Project-Euler-Problem-35.md

prime_sieve()

<def prime_sieve(n):
    sieve = [True] * (n//2)
    for i in range(3,int(n**0.5)+1,2):
        if sieve[i//2]:
            sieve[i*i//2::i] = [False] * ((n-i*i-1)//(2*i)+1)
    return [2] + [2*i+1 for i in range(1,n//2) if sieve[i]]

def rotate(s):
    return [s[n:] + s[:n] for n in range(1, len(s))]

s = set('024568')
L = int(input("Enter a search limit less than 1,000,000? "))
primes = set(['2','5']+[p for p in map(str, prime_sieve(L)) if not set(p).intersection(s)])
circular_primes = [int(p) for p in primes if all(pr in primes for pr in rotate(p))]

print ("Number of circular primes below", L, " is",len(circular_primes))
print ("They are:", sorted(circular_primes), " With a sum of",sum(circular_primes))

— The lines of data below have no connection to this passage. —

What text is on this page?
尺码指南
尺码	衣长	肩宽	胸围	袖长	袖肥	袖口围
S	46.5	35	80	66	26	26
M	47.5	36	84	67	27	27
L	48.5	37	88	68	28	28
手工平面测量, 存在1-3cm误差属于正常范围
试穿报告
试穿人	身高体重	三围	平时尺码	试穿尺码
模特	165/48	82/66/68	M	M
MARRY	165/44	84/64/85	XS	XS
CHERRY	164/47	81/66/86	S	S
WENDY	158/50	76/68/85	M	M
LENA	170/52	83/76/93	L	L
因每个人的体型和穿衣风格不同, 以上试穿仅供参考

I think your solution doesn't produce correct result. For example look at the following output (copy pasted your code):

❯ python project_eu_35.py                                                                                                                                               
Enter a search limit less than 1,000,000? 30
Number of circular primes below 30  is 5
They are: [2, 3, 5, 7, 11]  With a sum of 28

As you can notice 13 and 17 are missing from the list

Yes, It can be confusing with the problem definition, but if you put in a limit of 32, then 31 will show up as it is below 32. So, to be a circular prime both primes must be under the limit. HackerRank expects the same result. check out:
https://betaprojects.com/solutions/project_euler/project-euler-problem-035-solution/

😳 That's an interesting condition! Good to know. Thanks for the clarification.

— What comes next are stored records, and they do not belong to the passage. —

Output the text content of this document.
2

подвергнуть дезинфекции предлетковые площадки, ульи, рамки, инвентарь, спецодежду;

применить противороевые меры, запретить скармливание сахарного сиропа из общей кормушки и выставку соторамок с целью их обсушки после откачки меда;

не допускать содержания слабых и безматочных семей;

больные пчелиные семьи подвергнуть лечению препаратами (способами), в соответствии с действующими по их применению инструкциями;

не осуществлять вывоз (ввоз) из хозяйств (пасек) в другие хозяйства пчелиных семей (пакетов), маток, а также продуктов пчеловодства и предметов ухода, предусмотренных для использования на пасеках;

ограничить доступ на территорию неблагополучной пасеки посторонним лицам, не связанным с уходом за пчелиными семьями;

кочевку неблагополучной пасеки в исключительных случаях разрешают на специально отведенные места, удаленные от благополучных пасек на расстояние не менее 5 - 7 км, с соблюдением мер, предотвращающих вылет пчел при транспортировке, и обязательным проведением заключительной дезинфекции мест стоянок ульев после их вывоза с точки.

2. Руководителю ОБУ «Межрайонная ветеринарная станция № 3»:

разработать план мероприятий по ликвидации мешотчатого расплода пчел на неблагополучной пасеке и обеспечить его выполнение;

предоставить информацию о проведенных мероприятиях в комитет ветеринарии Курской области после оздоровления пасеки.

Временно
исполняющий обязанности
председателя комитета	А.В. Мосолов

Thanks for asking the question. It's definitely open to interpretation. Although this solution was accepted by HackerRank I'm beginning to wonder why your view is not a better answer. Maybe just generate all circular primes below 1 million to a list and just reference that list for circular primes queries for 10<=N<1,000,000. Thanks for making me think about this again!